Now that Congress has gotten rid of the Obama administration’s accountability regulations for the Every Student Succeeds Act, the Trump-controlled Education Department technically can start the regulation process from scratch, but it is prohibited from writing “substantially similar” rules until new legislation is passed.
That begs two questions: One, will the Trump administration re-regulate? And two, what exactly would constitute “substantially similar” regulations to the Obama ones that Congress just tossed? (Spoiler: Congress may essentially get to decide whether any new Trump regulations are too much like the Obama regulations to pass muster. More below.)
On the first question—whether Team Trump will decide to come up with its own ESSA accountability regulations—we reached out to the department and haven’t heard back. It’s notable, though, that U.S. Secretary of Education Betsy DeVos sent a letter to state chiefs last month saying she would develop a template for ESSA plans and release it by March 13. (That’s Monday.) A new template isn’t the same as new regulations but since the Obama administration’s format got nixed with the rest of the regulations, the new format will provide some guidance.

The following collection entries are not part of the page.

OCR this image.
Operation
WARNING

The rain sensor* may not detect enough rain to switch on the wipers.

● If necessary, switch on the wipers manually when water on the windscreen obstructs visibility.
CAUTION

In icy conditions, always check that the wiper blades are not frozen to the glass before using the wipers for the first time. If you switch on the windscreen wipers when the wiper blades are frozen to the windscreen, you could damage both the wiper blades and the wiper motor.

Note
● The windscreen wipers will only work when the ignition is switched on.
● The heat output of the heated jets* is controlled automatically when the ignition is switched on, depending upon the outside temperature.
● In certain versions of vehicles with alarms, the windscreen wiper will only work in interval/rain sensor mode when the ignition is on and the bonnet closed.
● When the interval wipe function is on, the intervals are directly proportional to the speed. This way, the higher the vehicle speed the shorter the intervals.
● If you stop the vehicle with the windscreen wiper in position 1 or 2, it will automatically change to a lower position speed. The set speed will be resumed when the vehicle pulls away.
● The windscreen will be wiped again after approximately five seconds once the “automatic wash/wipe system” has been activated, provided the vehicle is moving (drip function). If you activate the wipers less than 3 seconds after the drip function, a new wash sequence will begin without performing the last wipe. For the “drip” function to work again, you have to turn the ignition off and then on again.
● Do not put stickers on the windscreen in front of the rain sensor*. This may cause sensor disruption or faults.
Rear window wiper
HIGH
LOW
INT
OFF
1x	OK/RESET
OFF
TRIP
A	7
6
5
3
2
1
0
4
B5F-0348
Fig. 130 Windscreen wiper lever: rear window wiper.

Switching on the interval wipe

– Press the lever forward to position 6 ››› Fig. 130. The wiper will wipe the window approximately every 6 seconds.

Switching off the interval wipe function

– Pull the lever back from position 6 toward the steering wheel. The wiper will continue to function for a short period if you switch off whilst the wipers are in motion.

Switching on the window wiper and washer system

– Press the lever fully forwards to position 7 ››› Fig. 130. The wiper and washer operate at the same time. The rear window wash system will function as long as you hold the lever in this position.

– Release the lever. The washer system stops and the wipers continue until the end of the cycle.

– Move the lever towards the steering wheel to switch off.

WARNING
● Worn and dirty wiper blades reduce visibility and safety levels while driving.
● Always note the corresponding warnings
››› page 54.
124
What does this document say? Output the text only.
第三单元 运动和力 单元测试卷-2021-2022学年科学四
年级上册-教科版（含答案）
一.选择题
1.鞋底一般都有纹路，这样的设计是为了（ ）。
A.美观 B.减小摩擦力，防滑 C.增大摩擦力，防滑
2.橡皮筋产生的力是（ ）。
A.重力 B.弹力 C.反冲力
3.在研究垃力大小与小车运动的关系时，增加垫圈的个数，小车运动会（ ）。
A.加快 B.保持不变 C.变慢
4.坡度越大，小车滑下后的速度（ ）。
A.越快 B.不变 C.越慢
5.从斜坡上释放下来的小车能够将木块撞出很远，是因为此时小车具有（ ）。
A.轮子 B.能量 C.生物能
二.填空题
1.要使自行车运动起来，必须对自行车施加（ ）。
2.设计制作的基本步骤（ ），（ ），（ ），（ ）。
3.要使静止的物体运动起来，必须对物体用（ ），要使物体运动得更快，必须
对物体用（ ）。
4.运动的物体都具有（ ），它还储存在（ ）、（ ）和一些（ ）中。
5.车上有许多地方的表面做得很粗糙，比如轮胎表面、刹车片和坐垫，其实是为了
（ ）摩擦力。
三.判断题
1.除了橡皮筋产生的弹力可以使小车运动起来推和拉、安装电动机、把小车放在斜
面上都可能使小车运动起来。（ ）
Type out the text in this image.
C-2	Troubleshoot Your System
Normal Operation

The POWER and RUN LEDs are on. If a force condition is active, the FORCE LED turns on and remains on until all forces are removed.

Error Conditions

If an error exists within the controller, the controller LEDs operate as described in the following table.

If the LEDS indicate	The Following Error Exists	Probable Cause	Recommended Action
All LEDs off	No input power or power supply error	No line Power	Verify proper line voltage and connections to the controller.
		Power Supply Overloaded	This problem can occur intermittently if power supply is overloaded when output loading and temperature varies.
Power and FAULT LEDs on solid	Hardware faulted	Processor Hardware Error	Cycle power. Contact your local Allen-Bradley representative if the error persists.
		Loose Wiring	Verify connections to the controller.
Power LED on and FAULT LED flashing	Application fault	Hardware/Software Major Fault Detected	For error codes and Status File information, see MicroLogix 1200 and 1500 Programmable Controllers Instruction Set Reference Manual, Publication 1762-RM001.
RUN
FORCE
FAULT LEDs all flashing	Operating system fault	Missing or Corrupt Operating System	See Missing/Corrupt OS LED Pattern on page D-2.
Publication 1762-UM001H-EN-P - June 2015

So onto that second question. Let’s imagine that the DeVos and company decide that yes, they want to write new regulations, which could help provide clarity for states and districts on everything from how to handle schools where lots of kids opt out of standardized tests to the timeline for implementing different parts of the law.
Those new regulations can’t be “substantially similar” to the old Obama ones. But what exactly does substantially similar mean? And who decides what meets that threshold?
There doesn’t seem to be an easy answer to that question. Congress ditched the accountability regulations through a process known as the Congressional Review Act, or CRA, for short. Before this year, the CRA was only used one other time, to get rid of ergonomics regulations written by the Clinton administration. The courts haven’t had a chance to weigh in how it should work—and the law that created the CRA explicitly says there is no “judicial review.”
In fact, it may essentially be Congress that decides whether any new Trump-authored ESSA accountability regulations pass muster, by essentially passing yet another “disapproval” resolution like the one lawmakers just finished with, according to this report from the Congressional Research Service.
Or to put it a little more clearly: “We believe Congress ultimately decides whether a rule is ‘substantially similar’ to a rule that was overturned through the Congressional Review Act,” explained Brian Newell, the spokesman for the House education committee.
He noted that Republican lawmakers objected to the Obama administration’s rule because, in their view, it went beyond ESSA. (Democrats and many advocates for educators felt differently.) And he left the door open for the Trump administration to issue its own regulations.
“If the department were to move forward with a regulatory proposal in line with the law’s accountability provisions and the secretary’s authority, it’s hard to imagine anyone would argue that the new rule was ‘substantially similar’ to the old rule issued by the Obama administration,” Newell said.
One thing to keep in mind: Writing ESSA rules is no walk in the park. It’s a long and labor-intensive process. The Obama administration had to write draft regulations, solicit comments on them—there were more than 20,000 (!)—and then finalize them. That’s not something the Trump administration could do in the next three weeks, before the first batch of ESSA plans come due.